Took this a few years back and did some work with my software to create this effect.  This is from Plum Island in Massachusetts.


----------



## exwisehe (Jun 28, 2016)

That's beautiful.  But I'd be afraid to ride my bike down that path.  I'd probably wobble and veer off into the weeds and be gone until someone found me.
I try to ride about 40-50 miles per week along one (of several) the greenways close to my home. Fortunately the greenway paths average about 12 ft across and its very rare for me to run off it.  (I did once and hit a bridge taking 21 stitches to repair the back of my hand).  However I'd like to take a walk along the wooden walkway because it seems to beckon me to come there.

But here is a pic of the greenway I use the most.  I love the river, the calmness, the trees, the sky, the train track on one side, and the ducks that swim in the river.  This is where I go when I want to relax, meditate, commune with my Maker, and of course, get exercise.  For almost 78, I think I'm doing ok.


----------



## Bobw235 (Jun 28, 2016)

exwisehe said:


> That's beautiful.  But I'd be afraid to ride my bike down that path.  I'd probably wobble and veer off into the weeds and be gone until someone found me.
> I try to ride about 40-50 miles per week along one (of several) the greenways close to my home. Fortunately the greenway paths average about 12 ft across and its very rare for me to run off it.  (I did once and hit a bridge taking 21 stitches to repair the back of my hand).  However I'd like to take a walk along the wooden walkway because it seems to beckon me to come there.
> 
> But here is a pic of the greenway I use the most.  I love the river, the calmness, the trees, the sky, the train track on one side, and the ducks that swim in the river.  This is where I go when I want to relax, meditate, commune with my Maker, and of course, get exercise.  For almost 78, I think I'm doing ok.



Lovely area.  Looks like a great place to ride a bike.  In my picture it's strictly for walking.  The boardwalk winds through the reeds for quite a ways.  A nice walk unless the bugs are in season.  The mosquitos and greenhead flies are nasty.


----------



## SeaBreeze (Jun 28, 2016)

Nice photo and great special effect Bob!  Exwishe, lovely area for a bike ride or walk, pretty picture! :coolpics:


----------



## Ruth n Jersey (Jun 28, 2016)

Beautiful photos, Bob and Exwishe.
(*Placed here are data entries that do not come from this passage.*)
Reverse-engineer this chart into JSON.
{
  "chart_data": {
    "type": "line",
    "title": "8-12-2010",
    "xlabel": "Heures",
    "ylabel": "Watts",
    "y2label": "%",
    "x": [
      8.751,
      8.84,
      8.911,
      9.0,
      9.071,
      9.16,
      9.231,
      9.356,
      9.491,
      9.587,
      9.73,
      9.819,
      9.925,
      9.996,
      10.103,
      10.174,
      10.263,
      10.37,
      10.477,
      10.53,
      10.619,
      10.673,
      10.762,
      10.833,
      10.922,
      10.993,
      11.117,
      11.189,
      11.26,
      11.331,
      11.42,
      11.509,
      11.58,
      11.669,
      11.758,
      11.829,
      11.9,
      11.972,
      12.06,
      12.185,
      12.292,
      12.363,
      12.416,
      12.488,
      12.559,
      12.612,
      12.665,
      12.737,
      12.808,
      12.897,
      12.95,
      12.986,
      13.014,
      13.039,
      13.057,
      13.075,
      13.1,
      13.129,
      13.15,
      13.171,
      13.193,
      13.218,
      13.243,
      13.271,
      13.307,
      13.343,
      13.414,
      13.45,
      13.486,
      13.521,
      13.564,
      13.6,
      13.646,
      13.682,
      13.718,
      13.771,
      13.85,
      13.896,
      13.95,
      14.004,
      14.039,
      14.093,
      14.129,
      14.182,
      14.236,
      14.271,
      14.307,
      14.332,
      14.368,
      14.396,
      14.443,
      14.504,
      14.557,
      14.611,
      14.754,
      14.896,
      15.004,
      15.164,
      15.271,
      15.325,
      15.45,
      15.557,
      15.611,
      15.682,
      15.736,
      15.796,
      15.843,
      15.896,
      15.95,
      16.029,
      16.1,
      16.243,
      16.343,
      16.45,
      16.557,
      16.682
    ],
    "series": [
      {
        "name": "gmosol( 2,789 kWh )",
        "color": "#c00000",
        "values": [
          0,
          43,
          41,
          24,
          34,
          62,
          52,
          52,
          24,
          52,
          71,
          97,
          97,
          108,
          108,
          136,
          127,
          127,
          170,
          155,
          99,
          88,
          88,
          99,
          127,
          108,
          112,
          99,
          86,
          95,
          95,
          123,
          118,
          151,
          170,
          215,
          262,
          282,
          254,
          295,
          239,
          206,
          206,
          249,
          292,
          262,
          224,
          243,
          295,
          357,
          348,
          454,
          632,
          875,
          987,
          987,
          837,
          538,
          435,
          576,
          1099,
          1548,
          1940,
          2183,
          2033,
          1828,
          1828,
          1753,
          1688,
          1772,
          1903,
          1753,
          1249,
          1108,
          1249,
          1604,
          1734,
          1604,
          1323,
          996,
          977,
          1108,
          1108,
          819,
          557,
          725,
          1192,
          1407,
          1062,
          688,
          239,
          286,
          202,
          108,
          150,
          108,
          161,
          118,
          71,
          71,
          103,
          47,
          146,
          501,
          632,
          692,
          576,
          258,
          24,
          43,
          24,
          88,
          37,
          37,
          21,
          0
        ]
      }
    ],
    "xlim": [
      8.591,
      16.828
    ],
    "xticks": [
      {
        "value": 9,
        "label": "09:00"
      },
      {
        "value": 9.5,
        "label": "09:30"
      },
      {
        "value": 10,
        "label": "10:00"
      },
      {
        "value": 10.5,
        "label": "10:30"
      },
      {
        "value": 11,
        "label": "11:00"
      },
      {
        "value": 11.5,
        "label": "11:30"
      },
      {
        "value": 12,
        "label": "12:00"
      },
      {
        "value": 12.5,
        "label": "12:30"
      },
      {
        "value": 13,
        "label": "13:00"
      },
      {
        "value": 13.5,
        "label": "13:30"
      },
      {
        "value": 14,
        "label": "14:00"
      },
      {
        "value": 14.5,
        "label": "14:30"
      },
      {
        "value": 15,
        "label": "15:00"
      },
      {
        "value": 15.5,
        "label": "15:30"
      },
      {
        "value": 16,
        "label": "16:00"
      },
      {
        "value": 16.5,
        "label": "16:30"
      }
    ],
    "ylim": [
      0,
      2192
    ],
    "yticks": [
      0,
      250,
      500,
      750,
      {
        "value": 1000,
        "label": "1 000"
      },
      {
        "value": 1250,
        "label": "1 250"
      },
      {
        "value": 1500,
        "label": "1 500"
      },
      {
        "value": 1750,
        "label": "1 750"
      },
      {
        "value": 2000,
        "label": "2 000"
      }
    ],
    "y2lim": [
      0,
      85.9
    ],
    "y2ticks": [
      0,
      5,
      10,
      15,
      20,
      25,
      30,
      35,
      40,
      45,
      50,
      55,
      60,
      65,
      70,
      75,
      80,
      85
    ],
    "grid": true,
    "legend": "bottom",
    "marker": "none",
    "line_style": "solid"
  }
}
I know what you mean about the river and the calmness it can bring. I feel that way when I am in my garden early in the morning. It kind of put everything in perspective for me.


----------



## Bobw235 (Jun 28, 2016)

Ruth n Jersey said:


> Beautiful photos, Bob and Exwishe. I know what you mean about the river and the calmness it can bring. I feel that way when I am in my garden early in the morning. It kind of put everything in perspective for me.


Thanks for the compliment Ruth.  I really enjoy bringing a new (and often better) look to my shots.  The software I'm using has so many possibilities, but it will take time to master it.


----------



## Bobw235 (Jun 28, 2016)

SeaBreeze said:


> Nice photo and great special effect Bob!  Exwishe, lovely area for a bike ride or walk, pretty picture! :coolpics:



Thanks SeaBreeze.  I'm using some software created for the Mac operating system.  Really like learning how to use it.


----------



## AprilT (Jun 28, 2016)

Very nice!


----------



## Shalimar (Jun 28, 2016)

Bob, it reminds me of the illustrations in Winnie The Pooh books. Where is Ratty?


----------



## Bobw235 (Jun 28, 2016)

Shalimar said:


> Bob, it reminds me of the illustrations in Winnie The Pooh books. Where is Ratty?



Sadly, Ratty didn't stick to the boardwalk and has been lost to the reeds forever.


----------



## Shalimar (Jun 28, 2016)

Nooooooo. Too Grimm.  Blackberry girl wants a new ending. Weeping inconsolably.....


----------